O sacerdote é instrumento de unidade. O desejo do Senhor é ut omnes unum sint13, que todos sejam um, pois todo o reino dividido contra si será destruído e toda a cidade ou casa que perca a sua unidade desabará. Os sacerdotes devem ser solícitos em conservar a unidade14; e esta exortação de São Paulo “refere-se sobretudo aos que foram investidos na ordem sagrada para continuarem a missão de Cristo”15. O sacerdote é quem deve velar mais do que ninguém pela concórdia entre os irmãos, quem deve vigiar para que a unidade na fé seja mais forte que os antagonismos provocados pelas diferenças de idéias em coisas terrenas16. Cabe ao sacerdote, com o seu exemplo e a sua palavra, manter entre os seus irmãos a consciência de que nenhuma coisa humana é tão importante que valha a pena sacrificar-lhe a maravilhosa realidade do cor unum et anima una17 que os primeiros cristãos viveram e que nós temos também de viver. Conseguirá cumprir essa missão de unidade com maior facilidade se estiver aberto a todos, se for apreciado pelos seus irmãos. “Tens de pedir a Deus para os sacerdotes – os de agora e os que virão – que amem de verdade, cada dia mais e sem discriminações, os seus irmãos os homens, e que saibam fazer-se querer por eles”18.

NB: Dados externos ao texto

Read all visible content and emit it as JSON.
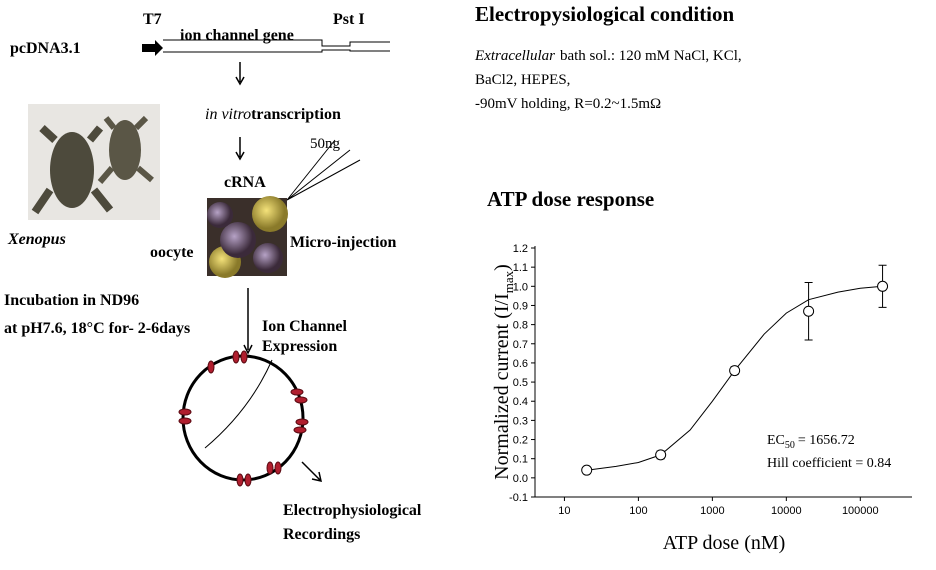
{
  "diagram": {
    "t7": "T7",
    "vector": "pcDNA3.1",
    "gene": "ion channel gene",
    "site": "Pst I",
    "transcription": {
      "italic": "in vitro",
      "text": "transcription"
    },
    "dose": "50ng",
    "crna": "cRNA",
    "species": "Xenopus",
    "oocyte": "oocyte",
    "injection": "Micro-injection",
    "incubation": [
      "Incubation in ND96",
      "at pH7.6, 18°C for- 2-6days"
    ],
    "expression": [
      "Ion Channel",
      "Expression"
    ],
    "recording": [
      "Electrophysiological",
      "Recordings"
    ]
  },
  "condition": {
    "title": "Electropysiological condition",
    "line1": {
      "italic": "Extracellular",
      "text": "bath sol.: 120 mM NaCl, KCl,"
    },
    "line2": "BaCl2, HEPES,",
    "line3": "-90mV holding, R=0.2~1.5mΩ"
  },
  "chart_data": {
    "type": "scatter",
    "title": "ATP dose response",
    "xlabel": "ATP dose (nM)",
    "ylabel": {
      "text": "Normalized current (I/I",
      "sub": "max",
      "end": ")"
    },
    "x": [
      20,
      200,
      2000,
      20000,
      200000
    ],
    "values": [
      0.04,
      0.12,
      0.56,
      0.87,
      1.0
    ],
    "errors": [
      0.01,
      0.02,
      0.02,
      0.15,
      0.11
    ],
    "curve": {
      "x": [
        20,
        50,
        100,
        200,
        500,
        1000,
        2000,
        5000,
        10000,
        20000,
        50000,
        100000,
        200000
      ],
      "values": [
        0.04,
        0.06,
        0.08,
        0.12,
        0.25,
        0.4,
        0.56,
        0.75,
        0.86,
        0.93,
        0.97,
        0.99,
        1.0
      ]
    },
    "xlog": true,
    "xlim": [
      4,
      500000
    ],
    "xticks": [
      10,
      100,
      1000,
      10000,
      100000
    ],
    "ylim": [
      -0.1,
      1.2
    ],
    "yticks": [
      -0.1,
      {
        "value": 0,
        "label": "0.0"
      },
      0.1,
      0.2,
      0.3,
      0.4,
      0.5,
      0.6,
      0.7,
      0.8,
      0.9,
      {
        "value": 1,
        "label": "1.0"
      },
      1.1,
      1.2
    ],
    "color": "#000000",
    "annotations": [
      {
        "text": "EC",
        "sub": "50",
        "rest": "= 1656.72"
      },
      {
        "text": "Hill coefficient = 0.84"
      }
    ]
  }
}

O Papa João Paulo II, dirigindo-se a todos os sacerdotes do mundo, exortava-os com estas palavras: “Ao celebrarmos a Eucaristia em tantos altares do mundo, agradecemos ao eterno Sacerdote o dom que nos deu no sacramento do Sacerdócio. E que nesta ação de graças se possam escutar as palavras proferidas por Maria por ocasião da visita à sua prima Isabel: O Todo-Poderoso fez em mim maravilhas, e o seu nome é santo (Lc 1, 49). Demos também graças a Maria pelo inefável dom do Sacerdócio, pelo qual podemos servir na Igreja a cada homem. Que o agradecimento desperte também o nosso zelo [...]!

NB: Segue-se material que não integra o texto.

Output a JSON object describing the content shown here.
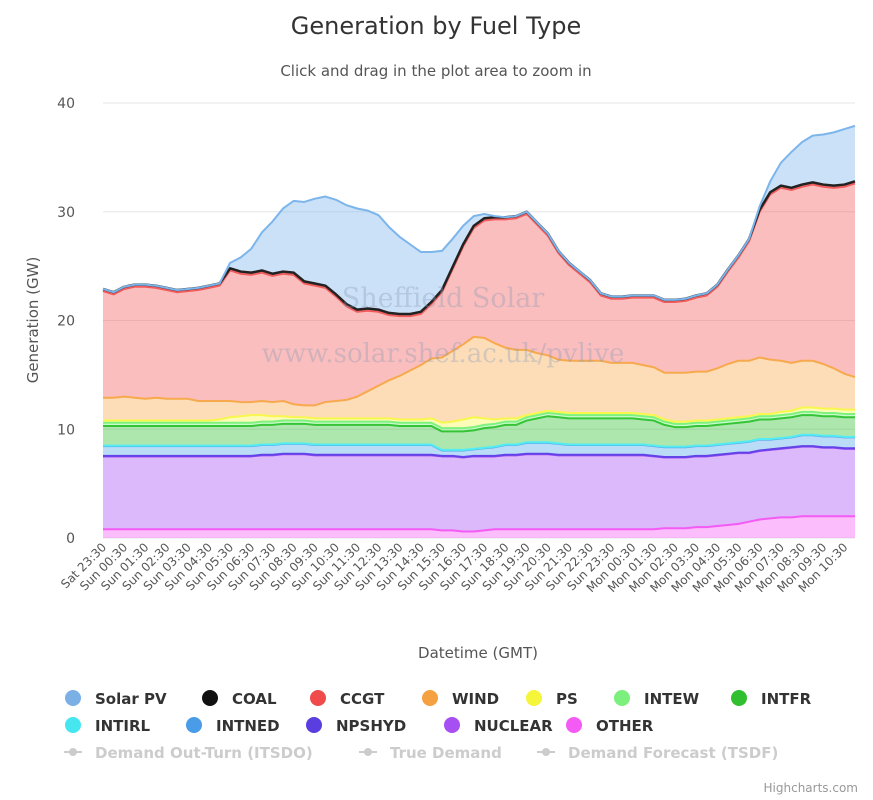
{
  "chart_data": {
    "type": "area",
    "stacking": "normal",
    "title": "Generation by Fuel Type",
    "subtitle": "Click and drag in the plot area to zoom in",
    "xlabel": "Datetime (GMT)",
    "ylabel": "Generation (GW)",
    "ylim": [
      0,
      40
    ],
    "yticks": [
      "0",
      "10",
      "20",
      "30",
      "40"
    ],
    "grid": true,
    "legend_position": "bottom",
    "watermark_lines": [
      "Sheffield Solar",
      "www.solar.shef.ac.uk/pvlive"
    ],
    "credits": "Highcharts.com",
    "x_tick_labels": [
      "Sat 23:30",
      "Sun 00:30",
      "Sun 01:30",
      "Sun 02:30",
      "Sun 03:30",
      "Sun 04:30",
      "Sun 05:30",
      "Sun 06:30",
      "Sun 07:30",
      "Sun 08:30",
      "Sun 09:30",
      "Sun 10:30",
      "Sun 11:30",
      "Sun 12:30",
      "Sun 13:30",
      "Sun 14:30",
      "Sun 15:30",
      "Sun 16:30",
      "Sun 17:30",
      "Sun 18:30",
      "Sun 19:30",
      "Sun 20:30",
      "Sun 21:30",
      "Sun 22:30",
      "Sun 23:30",
      "Mon 00:30",
      "Mon 01:30",
      "Mon 02:30",
      "Mon 03:30",
      "Mon 04:30",
      "Mon 05:30",
      "Mon 06:30",
      "Mon 07:30",
      "Mon 08:30",
      "Mon 09:30",
      "Mon 10:30"
    ],
    "x_tick_index": [
      0,
      2,
      4,
      6,
      8,
      10,
      12,
      14,
      16,
      18,
      20,
      22,
      24,
      26,
      28,
      30,
      32,
      34,
      36,
      38,
      40,
      42,
      44,
      46,
      48,
      50,
      52,
      54,
      56,
      58,
      60,
      62,
      64,
      66,
      68,
      70
    ],
    "series": [
      {
        "name": "OTHER",
        "color": "#f45bf4",
        "legend_color": "#f45bf4",
        "values": [
          0.8,
          0.8,
          0.8,
          0.8,
          0.8,
          0.8,
          0.8,
          0.8,
          0.8,
          0.8,
          0.8,
          0.8,
          0.8,
          0.8,
          0.8,
          0.8,
          0.8,
          0.8,
          0.8,
          0.8,
          0.8,
          0.8,
          0.8,
          0.8,
          0.8,
          0.8,
          0.8,
          0.8,
          0.8,
          0.8,
          0.8,
          0.8,
          0.7,
          0.7,
          0.6,
          0.6,
          0.7,
          0.8,
          0.8,
          0.8,
          0.8,
          0.8,
          0.8,
          0.8,
          0.8,
          0.8,
          0.8,
          0.8,
          0.8,
          0.8,
          0.8,
          0.8,
          0.8,
          0.9,
          0.9,
          0.9,
          1.0,
          1.0,
          1.1,
          1.2,
          1.3,
          1.5,
          1.7,
          1.8,
          1.9,
          1.9,
          2.0,
          2.0,
          2.0,
          2.0,
          2.0,
          2.0
        ]
      },
      {
        "name": "NUCLEAR",
        "color": "#a64ff2",
        "legend_color": "#a64ff2",
        "values": [
          6.7,
          6.7,
          6.7,
          6.7,
          6.7,
          6.7,
          6.7,
          6.7,
          6.7,
          6.7,
          6.7,
          6.7,
          6.7,
          6.7,
          6.7,
          6.8,
          6.8,
          6.9,
          6.9,
          6.9,
          6.8,
          6.8,
          6.8,
          6.8,
          6.8,
          6.8,
          6.8,
          6.8,
          6.8,
          6.8,
          6.8,
          6.8,
          6.8,
          6.8,
          6.8,
          6.9,
          6.8,
          6.7,
          6.8,
          6.8,
          6.9,
          6.9,
          6.9,
          6.8,
          6.8,
          6.8,
          6.8,
          6.8,
          6.8,
          6.8,
          6.8,
          6.8,
          6.7,
          6.5,
          6.5,
          6.5,
          6.5,
          6.5,
          6.5,
          6.5,
          6.5,
          6.3,
          6.3,
          6.3,
          6.3,
          6.4,
          6.4,
          6.4,
          6.3,
          6.3,
          6.2,
          6.2
        ]
      },
      {
        "name": "NPSHYD",
        "color": "#6243e8",
        "legend_color": "#5a3ee0",
        "values": [
          0.05,
          0.05,
          0.05,
          0.05,
          0.05,
          0.05,
          0.05,
          0.05,
          0.05,
          0.05,
          0.05,
          0.05,
          0.05,
          0.05,
          0.05,
          0.05,
          0.05,
          0.05,
          0.05,
          0.05,
          0.05,
          0.05,
          0.05,
          0.05,
          0.05,
          0.05,
          0.05,
          0.05,
          0.05,
          0.05,
          0.05,
          0.05,
          0.05,
          0.05,
          0.05,
          0.05,
          0.05,
          0.05,
          0.05,
          0.05,
          0.05,
          0.05,
          0.05,
          0.05,
          0.05,
          0.05,
          0.05,
          0.05,
          0.05,
          0.05,
          0.05,
          0.05,
          0.05,
          0.05,
          0.05,
          0.05,
          0.05,
          0.05,
          0.05,
          0.05,
          0.05,
          0.05,
          0.05,
          0.05,
          0.05,
          0.05,
          0.05,
          0.05,
          0.05,
          0.05,
          0.05,
          0.05
        ]
      },
      {
        "name": "INTNED",
        "color": "#56a7ea",
        "legend_color": "#4a9be8",
        "values": [
          0.9,
          0.9,
          0.9,
          0.9,
          0.9,
          0.9,
          0.9,
          0.9,
          0.9,
          0.9,
          0.9,
          0.9,
          0.9,
          0.9,
          0.9,
          0.9,
          0.9,
          0.9,
          0.9,
          0.9,
          0.9,
          0.9,
          0.9,
          0.9,
          0.9,
          0.9,
          0.9,
          0.9,
          0.9,
          0.9,
          0.9,
          0.9,
          0.5,
          0.5,
          0.6,
          0.6,
          0.7,
          0.8,
          0.9,
          0.9,
          1.0,
          1.0,
          1.0,
          1.0,
          0.9,
          0.9,
          0.9,
          0.9,
          0.9,
          0.9,
          0.9,
          0.9,
          0.9,
          0.9,
          0.9,
          0.9,
          0.9,
          0.9,
          0.9,
          0.9,
          0.9,
          1.0,
          1.0,
          0.9,
          0.9,
          0.9,
          1.0,
          1.0,
          1.0,
          1.0,
          1.0,
          1.0
        ]
      },
      {
        "name": "INTIRL",
        "color": "#52ecf2",
        "legend_color": "#45e6f0",
        "values": [
          0.05,
          0.05,
          0.05,
          0.05,
          0.05,
          0.05,
          0.05,
          0.05,
          0.05,
          0.05,
          0.05,
          0.05,
          0.05,
          0.05,
          0.05,
          0.05,
          0.05,
          0.05,
          0.05,
          0.05,
          0.05,
          0.05,
          0.05,
          0.05,
          0.05,
          0.05,
          0.05,
          0.05,
          0.05,
          0.05,
          0.05,
          0.05,
          0.05,
          0.05,
          0.05,
          0.05,
          0.05,
          0.05,
          0.05,
          0.05,
          0.05,
          0.05,
          0.05,
          0.05,
          0.05,
          0.05,
          0.05,
          0.05,
          0.05,
          0.05,
          0.05,
          0.05,
          0.05,
          0.05,
          0.05,
          0.05,
          0.05,
          0.05,
          0.05,
          0.05,
          0.05,
          0.05,
          0.05,
          0.05,
          0.05,
          0.05,
          0.05,
          0.05,
          0.05,
          0.05,
          0.05,
          0.05
        ]
      },
      {
        "name": "INTFR",
        "color": "#35c435",
        "legend_color": "#2fbf2f",
        "values": [
          1.8,
          1.8,
          1.8,
          1.8,
          1.8,
          1.8,
          1.8,
          1.8,
          1.8,
          1.8,
          1.8,
          1.8,
          1.8,
          1.8,
          1.8,
          1.8,
          1.8,
          1.8,
          1.8,
          1.8,
          1.8,
          1.8,
          1.8,
          1.8,
          1.8,
          1.8,
          1.8,
          1.8,
          1.7,
          1.7,
          1.7,
          1.7,
          1.7,
          1.7,
          1.7,
          1.7,
          1.8,
          1.8,
          1.8,
          1.8,
          2.0,
          2.2,
          2.4,
          2.4,
          2.4,
          2.4,
          2.4,
          2.4,
          2.4,
          2.4,
          2.4,
          2.3,
          2.3,
          2.0,
          1.8,
          1.8,
          1.8,
          1.8,
          1.8,
          1.8,
          1.8,
          1.8,
          1.8,
          1.8,
          1.8,
          1.8,
          1.8,
          1.8,
          1.8,
          1.8,
          1.8,
          1.8
        ]
      },
      {
        "name": "INTEW",
        "color": "#7df27d",
        "legend_color": "#7cf07c",
        "values": [
          0.3,
          0.3,
          0.3,
          0.3,
          0.3,
          0.3,
          0.3,
          0.3,
          0.3,
          0.3,
          0.3,
          0.3,
          0.3,
          0.3,
          0.3,
          0.3,
          0.3,
          0.3,
          0.3,
          0.3,
          0.3,
          0.3,
          0.3,
          0.3,
          0.3,
          0.3,
          0.3,
          0.3,
          0.3,
          0.3,
          0.3,
          0.3,
          0.3,
          0.3,
          0.3,
          0.3,
          0.3,
          0.3,
          0.3,
          0.3,
          0.3,
          0.3,
          0.3,
          0.3,
          0.3,
          0.3,
          0.3,
          0.3,
          0.3,
          0.3,
          0.3,
          0.3,
          0.3,
          0.3,
          0.3,
          0.3,
          0.3,
          0.3,
          0.3,
          0.3,
          0.3,
          0.3,
          0.3,
          0.3,
          0.3,
          0.3,
          0.3,
          0.3,
          0.3,
          0.3,
          0.3,
          0.3
        ]
      },
      {
        "name": "PS",
        "color": "#f7f74d",
        "legend_color": "#f5f53a",
        "values": [
          0.2,
          0.2,
          0.2,
          0.2,
          0.2,
          0.2,
          0.2,
          0.2,
          0.2,
          0.2,
          0.2,
          0.3,
          0.5,
          0.6,
          0.7,
          0.6,
          0.5,
          0.4,
          0.3,
          0.3,
          0.3,
          0.3,
          0.3,
          0.3,
          0.3,
          0.3,
          0.3,
          0.3,
          0.3,
          0.3,
          0.3,
          0.4,
          0.5,
          0.6,
          0.8,
          0.9,
          0.6,
          0.4,
          0.3,
          0.3,
          0.2,
          0.2,
          0.2,
          0.2,
          0.2,
          0.2,
          0.2,
          0.2,
          0.2,
          0.2,
          0.2,
          0.2,
          0.2,
          0.2,
          0.2,
          0.2,
          0.2,
          0.2,
          0.2,
          0.2,
          0.2,
          0.2,
          0.2,
          0.2,
          0.3,
          0.3,
          0.4,
          0.4,
          0.4,
          0.4,
          0.4,
          0.4
        ]
      },
      {
        "name": "WIND",
        "color": "#f7a94d",
        "legend_color": "#f5a142",
        "values": [
          2.1,
          2.1,
          2.2,
          2.1,
          2.0,
          2.1,
          2.0,
          2.0,
          2.0,
          1.8,
          1.8,
          1.7,
          1.5,
          1.3,
          1.2,
          1.3,
          1.3,
          1.4,
          1.2,
          1.1,
          1.2,
          1.5,
          1.6,
          1.7,
          2.0,
          2.5,
          3.0,
          3.5,
          4.0,
          4.5,
          5.0,
          5.5,
          6.0,
          6.5,
          6.9,
          7.4,
          7.4,
          7.0,
          6.5,
          6.3,
          6.0,
          5.5,
          5.1,
          4.8,
          4.8,
          4.8,
          4.8,
          4.8,
          4.6,
          4.6,
          4.6,
          4.5,
          4.4,
          4.3,
          4.5,
          4.5,
          4.5,
          4.5,
          4.7,
          5.0,
          5.2,
          5.1,
          5.2,
          5.0,
          4.7,
          4.4,
          4.3,
          4.3,
          4.1,
          3.7,
          3.3,
          3.0
        ]
      },
      {
        "name": "CCGT",
        "color": "#f25c5c",
        "legend_color": "#f04a4a",
        "values": [
          9.8,
          9.5,
          9.9,
          10.2,
          10.3,
          10.1,
          10.0,
          9.8,
          9.9,
          10.2,
          10.4,
          10.6,
          12.0,
          11.8,
          11.7,
          11.8,
          11.6,
          11.7,
          11.9,
          11.2,
          11.0,
          10.5,
          9.6,
          8.6,
          7.8,
          7.4,
          6.8,
          6.0,
          5.5,
          5.0,
          4.7,
          5.0,
          6.0,
          7.5,
          9.0,
          10.0,
          10.8,
          11.4,
          11.8,
          12.1,
          12.5,
          11.8,
          11.0,
          9.8,
          8.8,
          8.0,
          7.2,
          6.0,
          5.9,
          5.9,
          6.0,
          6.2,
          6.4,
          6.5,
          6.5,
          6.6,
          6.8,
          7.0,
          7.5,
          8.5,
          9.5,
          11.0,
          13.4,
          15.2,
          15.9,
          15.9,
          16.0,
          16.2,
          16.3,
          16.6,
          17.2,
          17.8
        ]
      },
      {
        "name": "COAL",
        "color": "#222222",
        "legend_color": "#111111",
        "values": [
          0.2,
          0.2,
          0.2,
          0.2,
          0.2,
          0.2,
          0.2,
          0.2,
          0.2,
          0.2,
          0.2,
          0.2,
          0.2,
          0.2,
          0.2,
          0.2,
          0.2,
          0.2,
          0.2,
          0.2,
          0.2,
          0.2,
          0.2,
          0.2,
          0.2,
          0.2,
          0.2,
          0.2,
          0.2,
          0.2,
          0.2,
          0.2,
          0.2,
          0.2,
          0.2,
          0.2,
          0.2,
          0.2,
          0.2,
          0.2,
          0.2,
          0.2,
          0.2,
          0.2,
          0.2,
          0.2,
          0.2,
          0.2,
          0.2,
          0.2,
          0.2,
          0.2,
          0.2,
          0.2,
          0.2,
          0.2,
          0.2,
          0.2,
          0.2,
          0.2,
          0.2,
          0.2,
          0.2,
          0.2,
          0.2,
          0.2,
          0.2,
          0.2,
          0.2,
          0.2,
          0.2,
          0.2
        ]
      },
      {
        "name": "Solar PV",
        "color": "#7cb5ec",
        "legend_color": "#7ab0e6",
        "values": [
          0,
          0,
          0,
          0,
          0,
          0,
          0,
          0,
          0,
          0,
          0,
          0,
          0.5,
          1.3,
          2.2,
          3.5,
          4.8,
          5.8,
          6.6,
          7.3,
          7.8,
          8.2,
          8.7,
          9.1,
          9.3,
          9.0,
          8.7,
          7.9,
          7.1,
          6.4,
          5.5,
          4.6,
          3.6,
          2.6,
          1.7,
          0.9,
          0.4,
          0.1,
          0,
          0,
          0,
          0,
          0,
          0,
          0,
          0,
          0,
          0,
          0,
          0,
          0,
          0,
          0,
          0,
          0,
          0,
          0,
          0,
          0,
          0,
          0,
          0,
          0.3,
          1.0,
          2.1,
          3.3,
          3.9,
          4.3,
          4.6,
          4.9,
          5.1,
          5.1
        ]
      }
    ],
    "extra_legend": [
      {
        "name": "Demand Out-Turn (ITSDO)",
        "visible": false
      },
      {
        "name": "True Demand",
        "visible": false
      },
      {
        "name": "Demand Forecast (TSDF)",
        "visible": false
      }
    ],
    "legend_order": [
      "Solar PV",
      "COAL",
      "CCGT",
      "WIND",
      "PS",
      "INTEW",
      "INTFR",
      "INTIRL",
      "INTNED",
      "NPSHYD",
      "NUCLEAR",
      "OTHER"
    ]
  }
}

“Demos graças incessantemente por isto, com toda a nossa vida, com tudo aquilo de que somos capazes. Juntos demos graças a Maria, Mãe do sacerdotes. Como poderei retribuir ao Senhor todo o bem que me fez? Erguerei o cálice da salvação e invocarei o nome do Senhor (Sl 115, 12-13)”19.

(1) Sl 109, 4; Antífona de entrada da Missa de Nosso Senhor Jesus Cristo, Sumo e Eterno Sacerdote; (2) Hebr 5, 1; (3) Prefácio Pascal V; (4) cfr. São Tomás, S.Th., III, q. 48, a. 3; (5) Hebr 7, 25; (6) Pio XII, Enc. Mediator Dei, 20-II-1947, 22; (7) A. del Portillo, Escritos sobre el sacerdocio, pág. 39; (8) Conc. Vat. II, Decr. Presbiterorum ordinis, 3; (9) R. Garrigou-Lagrange, La unión del sacerdote con Cristo, Sacerdote y Víctima, 2ª ed., Rialp, Madrid, 1962, pág. 173; (10) Josemaría Escrivá, Amar a Igreja, págs. 73-74; (11) São João Crisóstomo, Tratado sobre o sacerdócio, III, 7; (12) Conc. Vat. II, op. cit., 9; (13) Jo 17, 21; (14) Ef 4, 3; (15) Conc. Vat. II, Decr. Unitatis redintegratio, 7; (16) cfr. F. Suárez El sacerdote y su ministerio, Rialp, Madrid, 1969, págs. 24-25; (17) At 4, 32; (18) Josemaría Escrivá, Forja, n. 964; (19) João Paulo II, Carta aos sacerdotes, 25-III-1988.